O coronel da reserva Marco Antônio dos Santos, que foi demitido junto com Corrêa, revelou à revista as pressões que o secretário de Assuntos Fundiários, Nabhan Garcia, fazia sobre o comando do Incra, para atender a seus próprios interesses e aos de outros amigos.
MINISTRO
O coronel relata que Nabhan vinha pressionando o Incra para regularizar terras, fazendas para gente ligada a ele. “Caímos porque incomodamos Nabhan Garcia e seu grupo, que é um pequeno segmento da bancada ruralista [no Congresso]. Eles julgavam que nós não estávamos atendendo às titulações de terras que ele pedia. Sempre queria que titulasse fazenda e etc. Nunca disse para titular as pessoas assentadas em programas de reforma agrária”, disse o ex-diretor de Gestão Estratégica do Incra.

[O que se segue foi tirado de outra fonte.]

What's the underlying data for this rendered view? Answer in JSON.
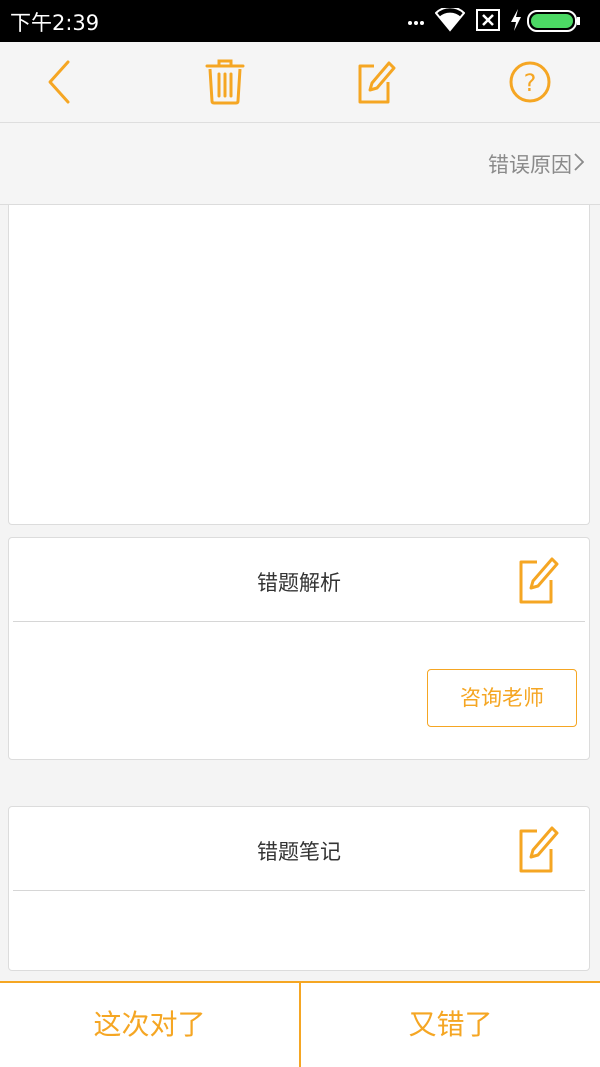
{
  "status_bar": {
    "time": "下午2:39",
    "icons": [
      "signal-dots-icon",
      "wifi-icon",
      "sim-x-icon",
      "charging-icon",
      "battery-icon"
    ]
  },
  "toolbar": {
    "buttons": [
      "back-icon",
      "trash-icon",
      "edit-icon",
      "help-icon"
    ],
    "help_glyph": "?"
  },
  "reason": {
    "label": "错误原因"
  },
  "analysis": {
    "title": "错题解析",
    "consult_label": "咨询老师"
  },
  "notes": {
    "title": "错题笔记"
  },
  "bottom_bar": {
    "correct_label": "这次对了",
    "wrong_label": "又错了"
  },
  "colors": {
    "accent": "#f5a623",
    "background": "#f4f4f4",
    "card": "#ffffff",
    "muted_text": "#8a8a8a"
  }
}
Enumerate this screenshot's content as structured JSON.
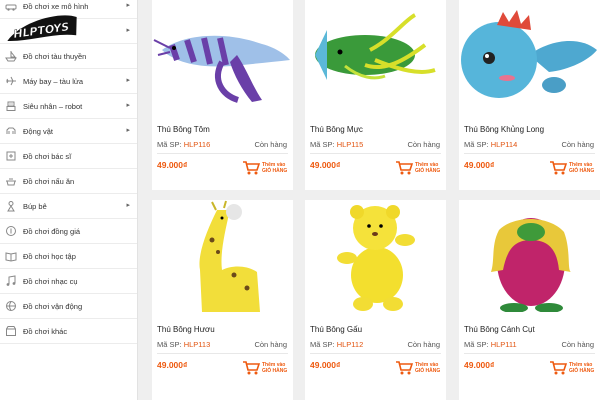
{
  "sidebar": {
    "items": [
      {
        "label": "Đồ chơi xe mô hình",
        "icon": "car-icon",
        "has_submenu": true
      },
      {
        "label": "",
        "icon": "logo",
        "has_submenu": true
      },
      {
        "label": "Đồ chơi tàu thuyền",
        "icon": "boat-icon",
        "has_submenu": false
      },
      {
        "label": "Máy bay – tàu lửa",
        "icon": "plane-icon",
        "has_submenu": true
      },
      {
        "label": "Siêu nhân – robot",
        "icon": "robot-icon",
        "has_submenu": true
      },
      {
        "label": "Động vật",
        "icon": "animal-icon",
        "has_submenu": true
      },
      {
        "label": "Đồ chơi bác sĩ",
        "icon": "doctor-icon",
        "has_submenu": false
      },
      {
        "label": "Đồ chơi nấu ăn",
        "icon": "cooking-icon",
        "has_submenu": false
      },
      {
        "label": "Búp bê",
        "icon": "doll-icon",
        "has_submenu": true
      },
      {
        "label": "Đồ chơi đồng giá",
        "icon": "price-tag-icon",
        "has_submenu": false
      },
      {
        "label": "Đồ chơi học tập",
        "icon": "book-icon",
        "has_submenu": false
      },
      {
        "label": "Đồ chơi nhạc cụ",
        "icon": "music-icon",
        "has_submenu": false
      },
      {
        "label": "Đồ chơi vận động",
        "icon": "ball-icon",
        "has_submenu": false
      },
      {
        "label": "Đồ chơi khác",
        "icon": "toy-box-icon",
        "has_submenu": false
      }
    ]
  },
  "logo": {
    "text": "HLPTOYS"
  },
  "common": {
    "sku_prefix": "Mã SP:",
    "stock_label": "Còn hàng",
    "add_to_cart_line1": "Thêm vào",
    "add_to_cart_line2": "GIỎ HÀNG",
    "arrow": "▸"
  },
  "products": [
    {
      "name": "Thú Bông Tôm",
      "code": "HLP116",
      "price": "49.000₫",
      "image": "shrimp-plush"
    },
    {
      "name": "Thú Bông Mực",
      "code": "HLP115",
      "price": "49.000₫",
      "image": "squid-plush"
    },
    {
      "name": "Thú Bông Khủng Long",
      "code": "HLP114",
      "price": "49.000₫",
      "image": "dinosaur-plush"
    },
    {
      "name": "Thú Bông Hươu",
      "code": "HLP113",
      "price": "49.000₫",
      "image": "giraffe-plush"
    },
    {
      "name": "Thú Bông Gấu",
      "code": "HLP112",
      "price": "49.000₫",
      "image": "bear-plush"
    },
    {
      "name": "Thú Bông Cánh Cụt",
      "code": "HLP111",
      "price": "49.000₫",
      "image": "penguin-plush"
    }
  ],
  "colors": {
    "accent": "#ee5a10",
    "code": "#e2530f"
  }
}
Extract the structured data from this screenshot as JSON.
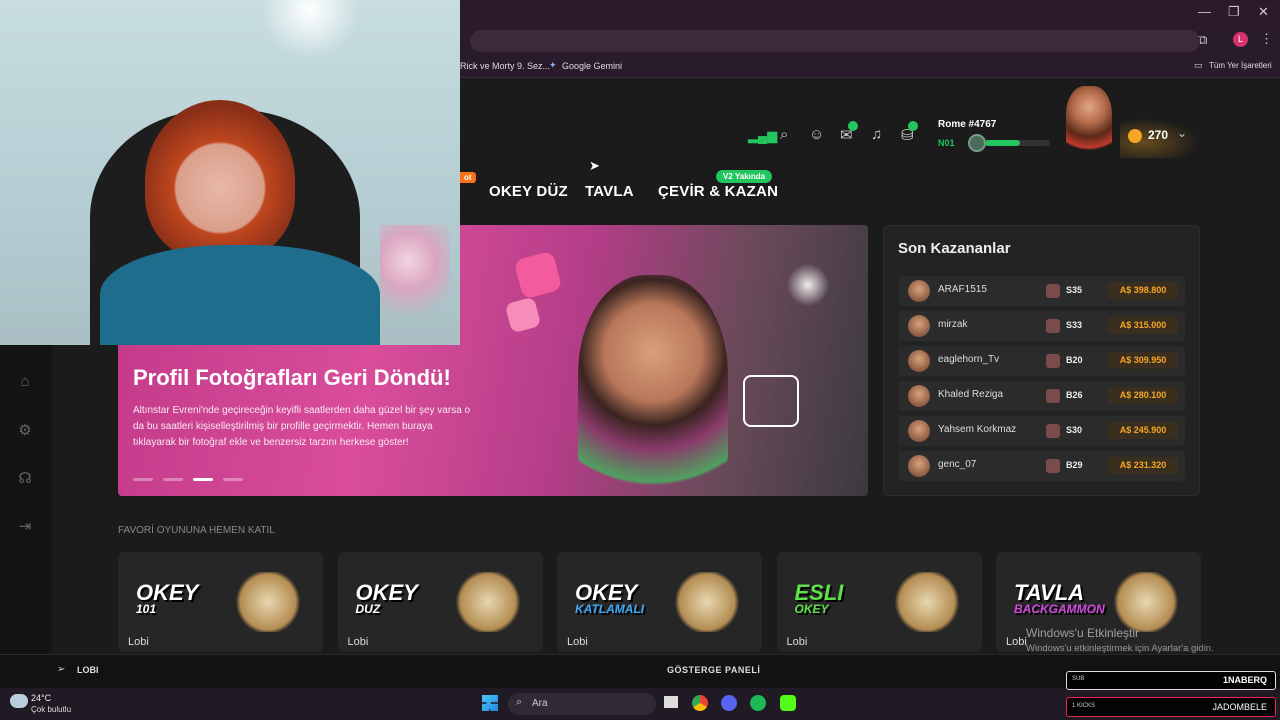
{
  "browser": {
    "bookmarks": [
      "Rick ve Morty 9. Sez...",
      "Google Gemini"
    ],
    "all_bookmarks": "Tüm Yer İşaretleri"
  },
  "header": {
    "username": "Rome #4767",
    "level": "N01",
    "coins": "270",
    "hot_badge": "ot",
    "nav": [
      "OKEY DÜZ",
      "TAVLA",
      "ÇEVİR & KAZAN"
    ],
    "soon_badge": "V2 Yakında"
  },
  "hero": {
    "title": "Profil Fotoğrafları Geri Döndü!",
    "text": "Altınstar Evreni'nde geçireceğin keyifli saatlerden daha güzel bir şey varsa o da bu saatleri kişiselleştirilmiş bir profille geçirmektir. Hemen buraya tıklayarak bir fotoğraf ekle ve benzersiz tarzını herkese göster!",
    "active_slide": 3,
    "slide_count": 4
  },
  "winners": {
    "title": "Son Kazananlar",
    "rows": [
      {
        "name": "ARAF1515",
        "level": "S35",
        "amount": "A$ 398.800"
      },
      {
        "name": "mirzak",
        "level": "S33",
        "amount": "A$ 315.000"
      },
      {
        "name": "eaglehorn_Tv",
        "level": "B20",
        "amount": "A$ 309.950"
      },
      {
        "name": "Khaled Reziga",
        "level": "B26",
        "amount": "A$ 280.100"
      },
      {
        "name": "Yahsem Korkmaz",
        "level": "S30",
        "amount": "A$ 245.900"
      },
      {
        "name": "genc_07",
        "level": "B29",
        "amount": "A$ 231.320"
      }
    ]
  },
  "favorites": {
    "label": "FAVORİ OYUNUNA HEMEN KATIL",
    "games": [
      {
        "logo1": "OKEY",
        "logo2": "101",
        "lobby": "Lobi",
        "c1": "#ffffff",
        "c2": "#ffffff"
      },
      {
        "logo1": "OKEY",
        "logo2": "DUZ",
        "lobby": "Lobi",
        "c1": "#ffffff",
        "c2": "#ffffff"
      },
      {
        "logo1": "OKEY",
        "logo2": "KATLAMALI",
        "lobby": "Lobi",
        "c1": "#ffffff",
        "c2": "#3fa9f5"
      },
      {
        "logo1": "ESLI",
        "logo2": "OKEY",
        "lobby": "Lobi",
        "c1": "#5ee04a",
        "c2": "#5ee04a"
      },
      {
        "logo1": "TAVLA",
        "logo2": "BACKGAMMON",
        "lobby": "Lobi",
        "c1": "#ffffff",
        "c2": "#d04ae0"
      }
    ]
  },
  "bottom_bar": {
    "left": "LOBI",
    "center": "GÖSTERGE PANELİ"
  },
  "activation": {
    "title": "Windows'u Etkinleştir",
    "text": "Windows'u etkinleştirmek için Ayarlar'a gidin."
  },
  "taskbar": {
    "temp": "24°C",
    "weather": "Çok bulutlu",
    "search": "Ara"
  },
  "stream_overlay": {
    "sub_label": "SUB",
    "sub_name": "1NABERQ",
    "kick_label": "1 KICKS",
    "kick_name": "JADOMBELE"
  },
  "colors": {
    "accent": "#f5a623",
    "green": "#22c55e",
    "hero_pink": "#d94d9b"
  }
}
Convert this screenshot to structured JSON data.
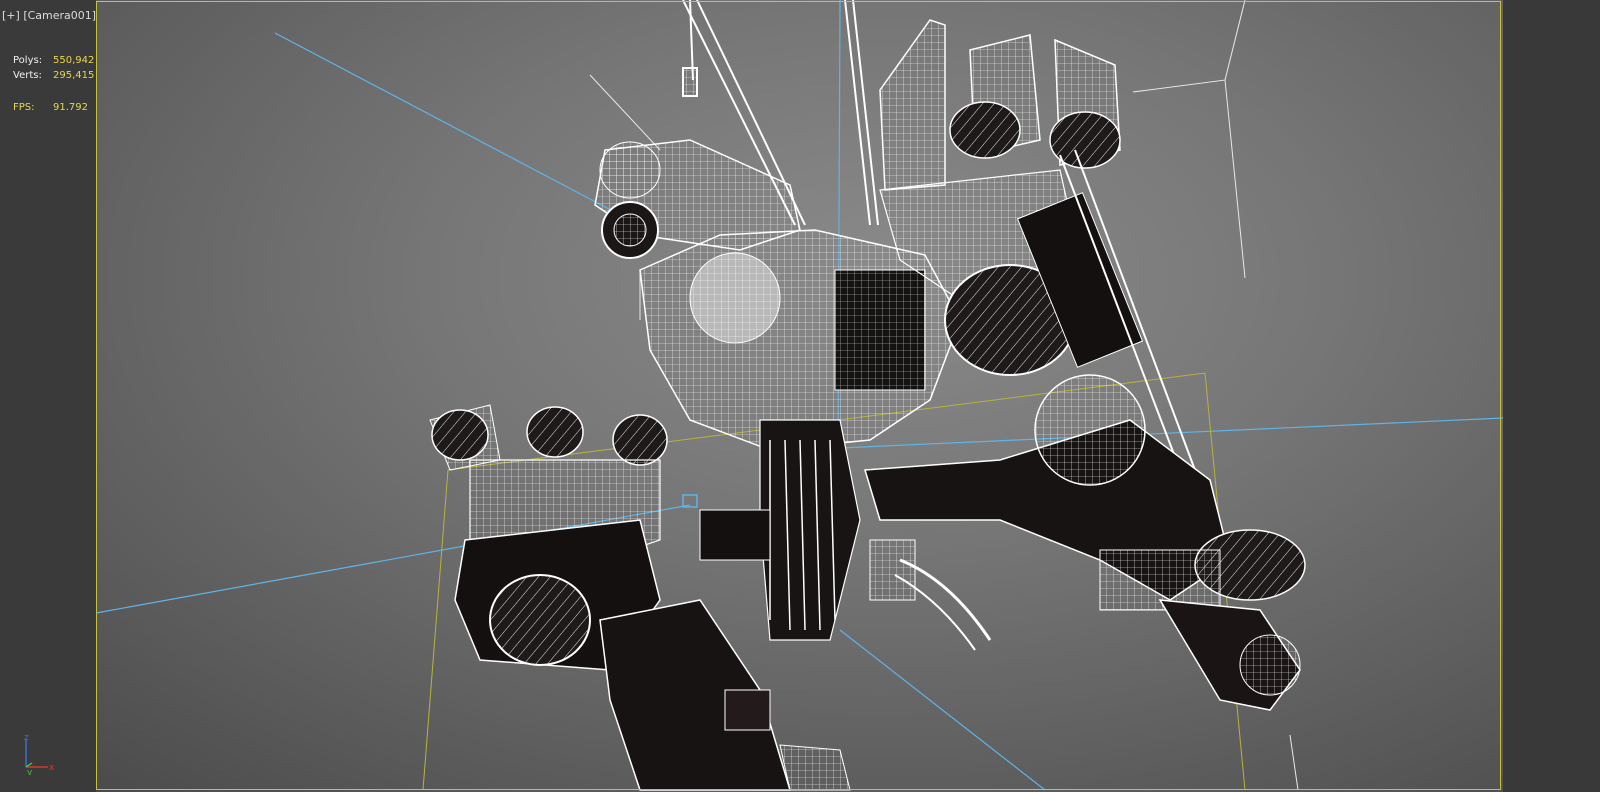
{
  "viewport": {
    "plus_label": "[+]",
    "camera_label": "[Camera001]"
  },
  "stats": {
    "polys_label": "Polys:",
    "polys_value": "550,942",
    "verts_label": "Verts:",
    "verts_value": "295,415",
    "fps_label": "FPS:",
    "fps_value": "91.792"
  },
  "axis_gizmo": {
    "z": "z",
    "y": "y",
    "x": "x"
  },
  "colors": {
    "safe_frame": "#c8c23a",
    "stat_value": "#e8d64a",
    "camera_line": "#5fb4e6",
    "wire": "#ffffff",
    "axis_x": "#d23b2b",
    "axis_y": "#3ec23e",
    "axis_z": "#3b6fd2"
  }
}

Santos relata que Nabhan – que gosta de dar conhecimento a todos que é amigo de Bolsonaro – pedia para ser chamado de ministro e que sempre ligava para ele questionando o que os militares estavam fazendo.
“Eu dizia: ‘trabalhando’. Eu dizia: ‘isso não pode ser feito assim’. Tem que haver o devido processo legal”. “Ele [Nabhan] falava não. Eu falava: ‘ministro, a questão será analisada tecnicamente’”. O coronel explica que Nabhan queria que “titulasse [às terras]. Saía por aí dizendo que o Incra precisa titular. Que éramos lentos (…). Era alguém que queria resolver o problema do grupo que ele representava (…)”, denunciou o coronel da reserva Marco Antônio dos Santos.
Na quarta-feira (2), o economista José Líbio de Moraes Matos, que é servidor de carreira do Incra, foi nomeado presidente substituto do órgão, no lugar do general Jesus Corrêa.
Líbio tem seu nome vinculado no caso do Massacre de Eldorado de Carajás, onde 19 sem-terra foram mortos por policiais militares no Pará, em 17 abril de 1996, numa rodovia. Na época, ele era superintende do Incra em Marabá, que emitiu laudo considerando a fazenda Macaxeira como produtiva e foi testemunha de defesa no julgamento.
Jesus Corrêa é o segundo general que Bolsonaro demite a pedido de Nabhan Garcia. O outro foi o general Franklimberg Ribeiro de Freitas, da presidência da Fundação Nacional do Índio, a Funai (v. HP 12/06/2019, Bolsonaro exonera general presidente da Funai a pedido do chefe da milícia rural).
Luiz Antônio Nabhan Garcia é presidente da União Democrática Ruralista (UDR), notória milícia latifundiária cujo objetivo é combater a reforma agrária – e os trabalhadores rurais que não se submetem ao latifúndio e à grilagem. Durante a campanha eleitoral, Nabhan defendeu o aumento do desmatamento na Amazônia e declarou que o Acordo de Paris, sobre as emissões de gás carbônico na atmosfera, “se fosse papel higiênico, serviria apenas para limpar a bunda”.